Faşist Türk egemen sınıfları “Arap isyanları”ıyla oluşan politik iklimde Müslüman Kardeşler’e yaslanarak nüfuz mücadelesi ve Yakın Doğu’da hegemon bir güç olma politikasını benimsedi. Bunu yaparken yanında Katar, karşısında ise Mısır, S. Arabistan, BAE vs. vardı. Yakın Doğu’da Sünni-İslam içerisinde yaşanan bu saflaşma tamamen söz konusu ülkelerin hâkim sınıflarının çıkarlarıyla ilgilidir. TC, Müslüman Kardeşler’i araçsallaştırdığı ölçüde ismini saydığımız ülkelerle ayrıştı; öyle ki İslam İşbirliği Teşkilatı başta olmak üzere kalıcı veya geçici tüm oluşumlarda TC ve Katar yalnızlaştırıldı. İhvan üzerinden hayata geçirilen politika, diğerlerini karşılarına alma dışında, TC ve Katar için askeri, siyasi, ekonomik alanlarda da somut, görünür sonuçlar üreten, üretmiş olan bir politikadır. Çünkü, Türk komprador burjuvazisi ve büyük toprak ağaları, içinden geçilen süreci yayılmacı heveslerini gerçekleştirebilir bir süreç olarak gördükleri ve İhvan olgusunun buna imkân sunduğunu belirledikleri için bu politikayı geliştirmişlerdir.
TC’nin güttüğü politika ve geliştirdiği ilişkiler biraz yakından incelendiğinde bölgedeki Şiilere dönük İran’ın izlediği politikanın bir benzeri karşımıza çıkmaktadır. Yakın Doğu ve Orta Doğu’nun birçok ülkesinde hatırı sayılır oranda bir Şii nüfus mevcuttur. İran bölgedeki siyasal, sosyal ve inançsal çelişkilerin boyutunu ve seyrini görerek inanç temelli bir gücün ve giderek bir blokun oluşumuna önderlik etmiş, örgütlü bir “Şii aks” yaratmıştır. Şii aks İran yayılmacılığının bir ifadesidir. Yakın zamanda ABD tarafından öldürülen Kasım Süleymani bölgedeki Şii askeri ve siyasi gücün oluşturulması, geliştirilmesi, sevk ve idare edilmesinden sorumlu biriydi.
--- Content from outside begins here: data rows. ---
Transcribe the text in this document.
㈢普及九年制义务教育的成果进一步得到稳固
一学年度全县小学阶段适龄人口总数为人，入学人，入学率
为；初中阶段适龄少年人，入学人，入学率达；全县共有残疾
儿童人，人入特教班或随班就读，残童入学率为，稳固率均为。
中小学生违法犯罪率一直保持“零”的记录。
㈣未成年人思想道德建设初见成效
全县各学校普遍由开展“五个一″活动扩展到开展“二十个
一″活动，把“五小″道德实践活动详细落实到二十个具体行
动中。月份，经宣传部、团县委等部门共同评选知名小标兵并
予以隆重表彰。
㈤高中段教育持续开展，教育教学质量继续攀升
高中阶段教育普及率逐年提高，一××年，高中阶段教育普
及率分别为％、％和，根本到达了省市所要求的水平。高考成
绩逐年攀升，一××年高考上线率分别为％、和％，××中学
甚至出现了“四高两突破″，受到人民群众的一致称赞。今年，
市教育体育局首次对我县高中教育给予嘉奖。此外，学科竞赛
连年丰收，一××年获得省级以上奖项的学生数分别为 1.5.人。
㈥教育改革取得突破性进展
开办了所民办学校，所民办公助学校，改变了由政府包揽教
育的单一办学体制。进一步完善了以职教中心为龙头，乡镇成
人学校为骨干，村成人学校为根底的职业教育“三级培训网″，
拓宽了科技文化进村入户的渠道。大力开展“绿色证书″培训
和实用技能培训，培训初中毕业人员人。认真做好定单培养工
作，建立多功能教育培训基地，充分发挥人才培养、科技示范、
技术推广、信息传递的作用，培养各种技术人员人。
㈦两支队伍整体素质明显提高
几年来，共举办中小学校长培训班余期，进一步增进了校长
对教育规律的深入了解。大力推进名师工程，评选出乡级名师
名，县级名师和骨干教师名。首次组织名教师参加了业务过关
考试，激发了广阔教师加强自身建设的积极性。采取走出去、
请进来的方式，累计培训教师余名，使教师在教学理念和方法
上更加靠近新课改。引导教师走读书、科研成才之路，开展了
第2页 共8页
Türk hâkim sınıflarının işbaşındaki kliği, İhvan’la bölgeyi domine etme gibi bir sürece girerken İhvan’ın temsiliyetinden bağımsız olarak İran’ı bir model olarak almış olmalıdır. Yakın ve Orta Doğu coğrafyasında Şiilik dışında politik İslamcı olarak fundamentalistler ve Müslüman Kardeşler mevcuttur. İşbaşındaki yönetimler alttaki bu politik İslamcı hareketten korkuyor, bunları bir tehdit olarak algılıyorlar. TC elinde tuttuğu Müslüman Kardeşler gücüyle bu oluşumun sürekliliğini sağlamanın yanı sıra İdlib’de olduğu gibi HTŞ (Heyet Tahrir El Şam) ve benzer güçlere de nüfuz etmekte, üzerlerinde etkili olmaktadır. TC tıpkı İran gibi bölge özgülünde askeri ve siyasi güçler oluşturmakta, bunlar arasında koordinasyon kurup bu güçleri belli hedeflere yöneltmektedir. ÖSO ve Libya, TC’nin uyguladığı politikayı anlamak açısından iki ayrı örnektir.
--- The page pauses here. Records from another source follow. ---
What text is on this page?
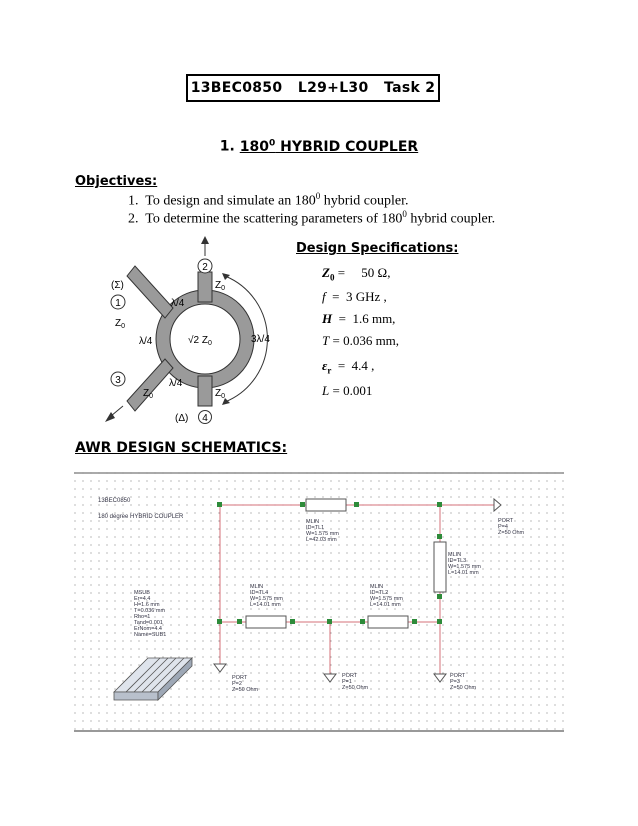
13BEC0850   L29+L30   Task 2
1. $180^0$ HYBRID COUPLER
Objectives:
1. To design and simulate an $180^0$ hybrid coupler.
2. To determine the scattering parameters of $180^0$ hybrid coupler.
2
1
3
4
(Σ)
(Δ)
$Z_0$
$Z_0$
$Z_0$
$Z_0$
λ/4
λ/4
λ/4
3λ/4
√2 $Z_0$
Design Specifications:
$Z_0$ =     50 Ω,
f  =  3 GHz ,
H  =  1.6 mm,
T = 0.036 mm,
$\varepsilon_r = 4.4$ ,
L = 0.001
AWR DESIGN SCHEMATICS:
13BEC0850
180 degree HYBRID COUPLER
MLIN
ID=TL1
W=1.575 mm
L=42.03 mm
MLIN
ID=TL3
W=1.575 mm
L=14.01 mm
MLIN
ID=TL4
W=1.575 mm
L=14.01 mm
MLIN
ID=TL2
W=1.575 mm
L=14.01 mm
PORT
P=4
Z=50 Ohm
PORT
P=2
Z=50 Ohm
PORT
P=1
Z=50 Ohm
PORT
P=3
Z=50 Ohm
MSUB
Er=4.4
H=1.6 mm
T=0.036 mm
Rho=1
Tand=0.001
ErNom=4.4
Name=SUB1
“Arap İsyanları” dalgası Suriye’ye vurduğunda TC, ABD emperyalizmiyle birlikte BAAS rejiminin devrilmesi ve Suriye İhvanı’nın işbaşına gelmesi için çaba harcadı. Rejim devrilmedi. TC, Suriye’nin geleceği hakkında söz söyler konumda olmak için “Suriye muhalefeti”ne yatırım yaptı, ÖSO’yu örgütledi, eğitti. ABD emperyalizmi ÖSO projesinden vazgeçti, ÖSO imkânı ya da gücü esasta TC’nin elinde kaldı. TC eldeki ÖSO gücüyle Suriye’de bir güç oldu, Cerablus, Azez, Bab ve Efrin, son olarak Gire Spi ve Serekaniye ÖSO kullanılarak işgal edildi. ÖSO S. Kürdistanı topraklarını işgal etme dışında da farklı amaçlar için de işlevlidir.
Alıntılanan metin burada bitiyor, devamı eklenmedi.